As part of a larger project initiated by the Nordic Council of Ministers set to establish the future of work in the Nordic countries, we conducted a literature review investigating the effects of digitalization and new technologies on the psychosocial work environment and employee health and well-being.
The original screening for relevant articles resulted in 6238 publications retrieved, 43 of which were included in the ﬁnal summary. Ten additional publications were identiﬁed by searching reference lists, making a total 53 studies to be included in the current review.
The introduction of new technologies at work has long been recognized as a source of worry, uncertainty, and new work environment risks. Existing skills may become redundant, and having to acquire new skills or having to adapt existing ones can present immense challenges for workers.
Outcome factors were divided into two general categories; 1) health and well-being outcomes, which included among others pain, burnout, general health, and sleep problems, and 2) work factor outcomes, which included among others job satisfaction, work – private life balance, and perceived job control.
The included studies identified an emphasis on some topics and aspects of the current research out there, namely, 1) Introduction to new technologies, 2) “ICT demands”, 3) Technostress, 4) ”Workplace telepressure”, availability demands, and work-private life interference, 5) Attitudes towards technology, and 6) Interpersonal stressors. The individual topics and findings from studies exploring these topics will be discussed in detail.
As a brief conclusion, however, we can see that in many instances, it seems that new work technologies are accompanied by problems balancing work with private life, lack of restitution due to extended availability requirements or -norms, quantitative as well as qualitative work overload, and a range of other potential challenges to employee well-being.

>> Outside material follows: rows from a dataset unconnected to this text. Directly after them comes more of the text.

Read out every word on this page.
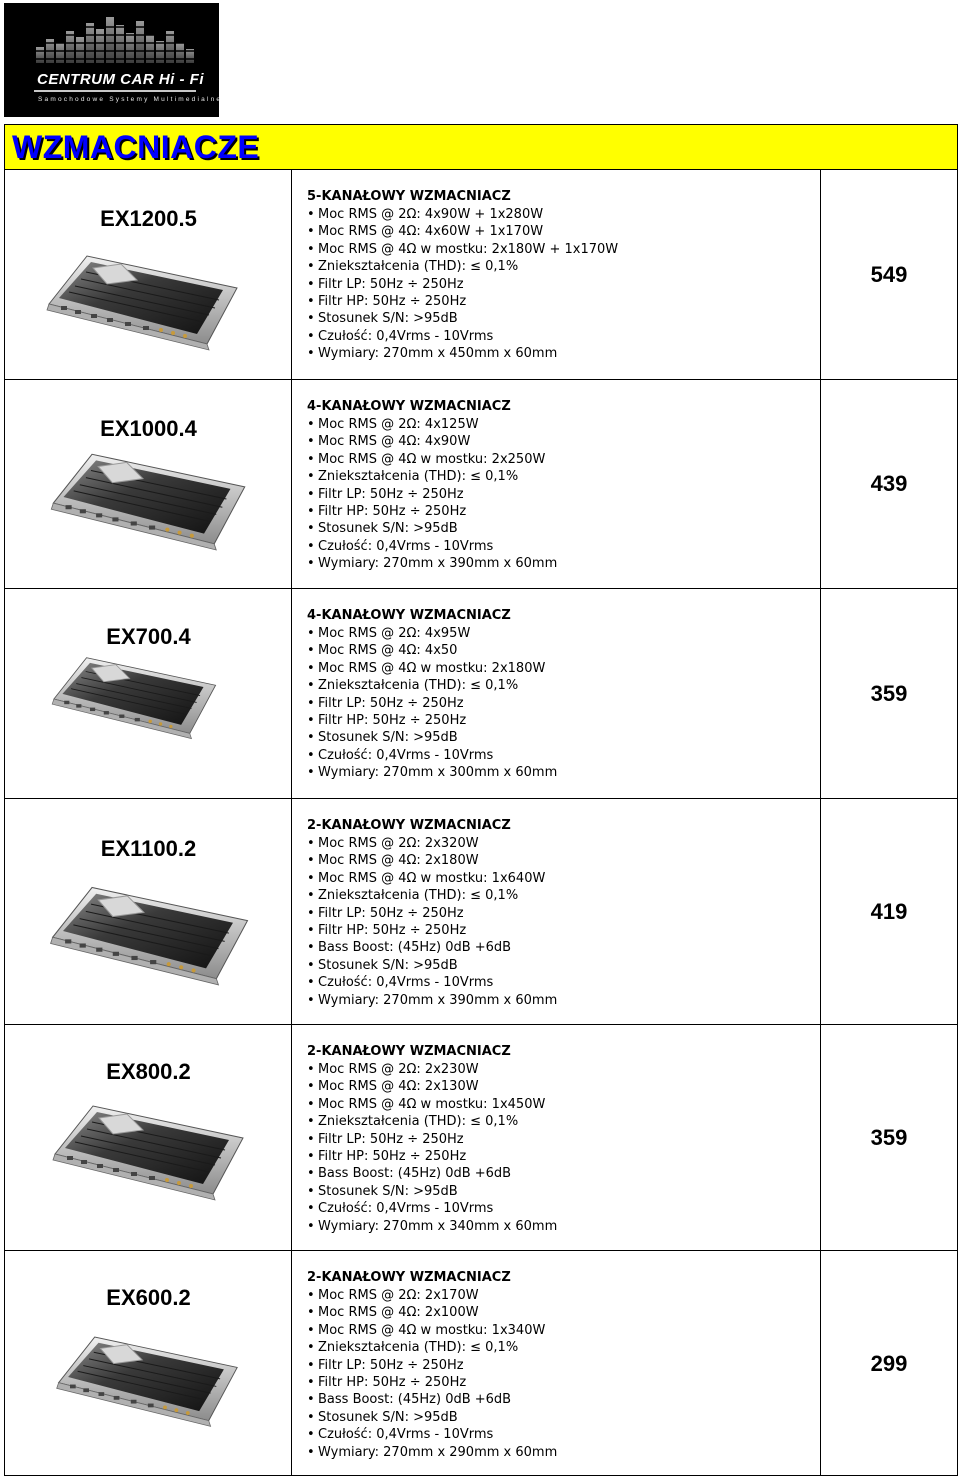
CENTRUM CAR Hi - Fi
Samochodowe Systemy Multimedialne
WZMACNIACZE
EX1200.5
5-KANAŁOWY WZMACNIACZ
• Moc RMS @ 2Ω: 4x90W + 1x280W
• Moc RMS @ 4Ω: 4x60W + 1x170W
• Moc RMS @ 4Ω w mostku: 2x180W + 1x170W
• Zniekształcenia (THD): ≤ 0,1%
• Filtr LP: 50Hz ÷ 250Hz
• Filtr HP: 50Hz ÷ 250Hz
• Stosunek S/N: >95dB
• Czułość: 0,4Vrms - 10Vrms
• Wymiary: 270mm x 450mm x 60mm
549
EX1000.4
4-KANAŁOWY WZMACNIACZ
• Moc RMS @ 2Ω: 4x125W
• Moc RMS @ 4Ω: 4x90W
• Moc RMS @ 4Ω w mostku: 2x250W
• Zniekształcenia (THD): ≤ 0,1%
• Filtr LP: 50Hz ÷ 250Hz
• Filtr HP: 50Hz ÷ 250Hz
• Stosunek S/N: >95dB
• Czułość: 0,4Vrms - 10Vrms
• Wymiary: 270mm x 390mm x 60mm
439
EX700.4
4-KANAŁOWY WZMACNIACZ
• Moc RMS @ 2Ω: 4x95W
• Moc RMS @ 4Ω: 4x50
• Moc RMS @ 4Ω w mostku: 2x180W
• Zniekształcenia (THD): ≤ 0,1%
• Filtr LP: 50Hz ÷ 250Hz
• Filtr HP: 50Hz ÷ 250Hz
• Stosunek S/N: >95dB
• Czułość: 0,4Vrms - 10Vrms
• Wymiary: 270mm x 300mm x 60mm
359
EX1100.2
2-KANAŁOWY WZMACNIACZ
• Moc RMS @ 2Ω: 2x320W
• Moc RMS @ 4Ω: 2x180W
• Moc RMS @ 4Ω w mostku: 1x640W
• Zniekształcenia (THD): ≤ 0,1%
• Filtr LP: 50Hz ÷ 250Hz
• Filtr HP: 50Hz ÷ 250Hz
• Bass Boost: (45Hz) 0dB +6dB
• Stosunek S/N: >95dB
• Czułość: 0,4Vrms - 10Vrms
• Wymiary: 270mm x 390mm x 60mm
419
EX800.2
2-KANAŁOWY WZMACNIACZ
• Moc RMS @ 2Ω: 2x230W
• Moc RMS @ 4Ω: 2x130W
• Moc RMS @ 4Ω w mostku: 1x450W
• Zniekształcenia (THD): ≤ 0,1%
• Filtr LP: 50Hz ÷ 250Hz
• Filtr HP: 50Hz ÷ 250Hz
• Bass Boost: (45Hz) 0dB +6dB
• Stosunek S/N: >95dB
• Czułość: 0,4Vrms - 10Vrms
• Wymiary: 270mm x 340mm x 60mm
359
EX600.2
2-KANAŁOWY WZMACNIACZ
• Moc RMS @ 2Ω: 2x170W
• Moc RMS @ 4Ω: 2x100W
• Moc RMS @ 4Ω w mostku: 1x340W
• Zniekształcenia (THD): ≤ 0,1%
• Filtr LP: 50Hz ÷ 250Hz
• Filtr HP: 50Hz ÷ 250Hz
• Bass Boost: (45Hz) 0dB +6dB
• Stosunek S/N: >95dB
• Czułość: 0,4Vrms - 10Vrms
• Wymiary: 270mm x 290mm x 60mm
299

However, there were also a number of studies that reported no signiﬁcant adverse health eﬀects, or that contributed to a more nuanced view by specifying conditions under which potentially adverse health eﬀects of new technologies could be avoided. And while the theoretical interests of most studies seemed to pertain mainly to potential adverse eﬀects, some studies identiﬁed ways in which new technologies could beneﬁt employees, for instance by providing freedom (or control) and ﬂexibility, or by altering job tasks in ways that increased job motivation, satisfaction, and performance.